Fuentes Georginas was pleasant. My guidebook claimed they were closed on Mondays, so I did not bother bringing my bathing suit. I was surprised to see them open. I rented a voluminous pair of orange swimming trunks and used my scarf as a towel. The large scarf from Solola had many uses during my trip. There are many pools of varying size and temperature, with the more distant ones being cooler. I opted for the largest one, which had a statue of the Virgin Mary in the middle. The temperature varied from uncomfortably warm to pleasantly cool, with the heat coming from distinct points in the spring floor.
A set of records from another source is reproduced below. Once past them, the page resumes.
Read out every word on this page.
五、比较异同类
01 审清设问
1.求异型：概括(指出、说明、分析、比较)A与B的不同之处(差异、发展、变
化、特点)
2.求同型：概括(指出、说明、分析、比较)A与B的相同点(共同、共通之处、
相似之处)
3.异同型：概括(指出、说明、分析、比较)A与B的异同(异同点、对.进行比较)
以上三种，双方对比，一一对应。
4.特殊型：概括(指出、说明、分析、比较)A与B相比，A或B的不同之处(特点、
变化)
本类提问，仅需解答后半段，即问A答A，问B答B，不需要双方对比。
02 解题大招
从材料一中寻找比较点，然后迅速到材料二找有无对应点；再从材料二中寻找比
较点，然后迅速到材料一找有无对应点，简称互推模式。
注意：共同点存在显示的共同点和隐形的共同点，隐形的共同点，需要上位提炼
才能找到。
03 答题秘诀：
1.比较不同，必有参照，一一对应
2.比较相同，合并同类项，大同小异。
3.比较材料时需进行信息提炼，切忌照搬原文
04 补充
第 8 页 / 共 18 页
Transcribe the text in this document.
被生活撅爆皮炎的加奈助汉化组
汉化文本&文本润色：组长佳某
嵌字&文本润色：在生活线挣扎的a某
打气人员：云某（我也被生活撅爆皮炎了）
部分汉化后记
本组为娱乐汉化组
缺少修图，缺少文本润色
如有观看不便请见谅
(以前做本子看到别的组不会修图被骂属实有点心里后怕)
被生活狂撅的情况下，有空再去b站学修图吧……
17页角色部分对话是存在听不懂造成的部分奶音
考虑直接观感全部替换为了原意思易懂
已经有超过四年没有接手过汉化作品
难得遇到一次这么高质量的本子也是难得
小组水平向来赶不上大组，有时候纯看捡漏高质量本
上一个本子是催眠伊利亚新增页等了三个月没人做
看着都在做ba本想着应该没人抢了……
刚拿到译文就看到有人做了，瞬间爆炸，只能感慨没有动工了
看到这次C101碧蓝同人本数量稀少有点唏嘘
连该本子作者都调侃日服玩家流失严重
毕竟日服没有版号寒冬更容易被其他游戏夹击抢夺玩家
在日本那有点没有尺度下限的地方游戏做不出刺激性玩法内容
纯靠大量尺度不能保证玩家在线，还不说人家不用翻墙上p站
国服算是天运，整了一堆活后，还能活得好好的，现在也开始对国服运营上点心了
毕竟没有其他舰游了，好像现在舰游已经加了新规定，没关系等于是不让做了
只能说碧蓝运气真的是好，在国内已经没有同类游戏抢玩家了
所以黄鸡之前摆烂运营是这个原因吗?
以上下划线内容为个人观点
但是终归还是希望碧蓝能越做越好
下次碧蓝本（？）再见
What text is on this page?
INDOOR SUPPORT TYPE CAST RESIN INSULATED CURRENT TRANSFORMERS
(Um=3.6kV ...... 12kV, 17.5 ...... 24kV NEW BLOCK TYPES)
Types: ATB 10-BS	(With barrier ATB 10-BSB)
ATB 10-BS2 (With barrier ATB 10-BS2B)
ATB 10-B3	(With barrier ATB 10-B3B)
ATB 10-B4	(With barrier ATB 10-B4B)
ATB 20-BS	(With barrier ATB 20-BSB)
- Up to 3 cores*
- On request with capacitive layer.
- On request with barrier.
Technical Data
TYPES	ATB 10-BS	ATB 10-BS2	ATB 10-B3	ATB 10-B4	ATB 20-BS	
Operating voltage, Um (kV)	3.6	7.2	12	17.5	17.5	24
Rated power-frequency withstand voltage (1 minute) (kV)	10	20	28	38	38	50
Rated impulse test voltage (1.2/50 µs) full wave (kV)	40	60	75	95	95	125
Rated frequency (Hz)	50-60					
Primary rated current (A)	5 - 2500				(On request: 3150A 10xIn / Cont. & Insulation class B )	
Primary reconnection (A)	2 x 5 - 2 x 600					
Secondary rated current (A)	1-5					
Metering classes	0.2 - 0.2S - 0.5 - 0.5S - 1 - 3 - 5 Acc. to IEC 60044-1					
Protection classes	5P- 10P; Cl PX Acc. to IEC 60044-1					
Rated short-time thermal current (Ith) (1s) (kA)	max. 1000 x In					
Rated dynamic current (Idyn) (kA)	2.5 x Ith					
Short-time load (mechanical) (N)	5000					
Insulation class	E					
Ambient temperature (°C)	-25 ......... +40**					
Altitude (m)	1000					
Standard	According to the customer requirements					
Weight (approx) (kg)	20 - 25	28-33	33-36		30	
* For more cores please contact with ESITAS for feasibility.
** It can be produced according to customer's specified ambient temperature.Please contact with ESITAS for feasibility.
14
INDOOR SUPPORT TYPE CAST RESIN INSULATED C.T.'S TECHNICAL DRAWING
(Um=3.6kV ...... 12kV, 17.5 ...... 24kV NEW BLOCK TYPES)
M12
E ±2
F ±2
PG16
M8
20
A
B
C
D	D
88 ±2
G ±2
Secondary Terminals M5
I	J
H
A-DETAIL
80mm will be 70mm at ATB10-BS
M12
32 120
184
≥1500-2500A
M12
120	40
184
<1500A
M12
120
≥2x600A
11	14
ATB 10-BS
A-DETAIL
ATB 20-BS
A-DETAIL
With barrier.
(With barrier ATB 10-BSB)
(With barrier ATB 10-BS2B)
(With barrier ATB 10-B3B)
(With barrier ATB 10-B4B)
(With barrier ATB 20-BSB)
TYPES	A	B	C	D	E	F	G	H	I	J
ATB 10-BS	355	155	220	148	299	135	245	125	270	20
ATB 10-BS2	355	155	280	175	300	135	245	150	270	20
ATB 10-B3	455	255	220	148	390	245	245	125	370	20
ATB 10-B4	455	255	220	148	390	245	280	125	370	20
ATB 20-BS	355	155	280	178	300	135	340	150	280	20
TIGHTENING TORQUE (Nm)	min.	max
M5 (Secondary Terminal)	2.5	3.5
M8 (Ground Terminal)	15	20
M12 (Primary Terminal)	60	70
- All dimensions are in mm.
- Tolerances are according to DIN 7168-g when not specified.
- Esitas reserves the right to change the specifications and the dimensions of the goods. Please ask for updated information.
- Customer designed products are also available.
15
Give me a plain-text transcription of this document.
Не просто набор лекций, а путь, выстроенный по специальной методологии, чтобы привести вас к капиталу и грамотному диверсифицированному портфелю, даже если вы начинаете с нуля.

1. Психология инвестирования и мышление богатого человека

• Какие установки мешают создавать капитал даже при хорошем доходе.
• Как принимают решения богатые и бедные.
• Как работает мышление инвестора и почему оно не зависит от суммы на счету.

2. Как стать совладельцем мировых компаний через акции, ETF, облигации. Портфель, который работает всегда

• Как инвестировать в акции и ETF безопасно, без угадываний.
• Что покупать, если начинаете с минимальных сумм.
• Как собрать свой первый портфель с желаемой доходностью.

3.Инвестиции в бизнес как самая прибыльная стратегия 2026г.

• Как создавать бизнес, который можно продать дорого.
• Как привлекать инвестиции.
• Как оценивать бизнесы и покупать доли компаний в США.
A local man lounging in the spring told me that drinking the water is good for your health. This was news to me. He asked the guy at the refreshment stand for a glass, and he held it under a trickle coming from the rocky mountain and dripping into our pool. He called it "tea" and drank it down. Well, at least this is what I think he said. My interpretation of many things would have been different if I had spoken Spanish. I did the same, as I was pretty sick with diarrhea, and things couldn't get worse health-wise. And the spring water did taste like a sour hibiscus tea.

Antigua

Antigua is the tourist center of Guatemala. It is a beautiful Spanish colonial town. This is La Merced, a church. Many of the buildings were left as ruins. It is full of internet cafes, tourist bars, and Spanish language schools. It is not a particularly good place to learn Spanish, as everyone speaks English and it is all too easy to slip into it. Every morning, I would go to the Jugocentre Peroleto for a bowl of yogurt (for my stomach) and fruit with honey. They do a good job of it.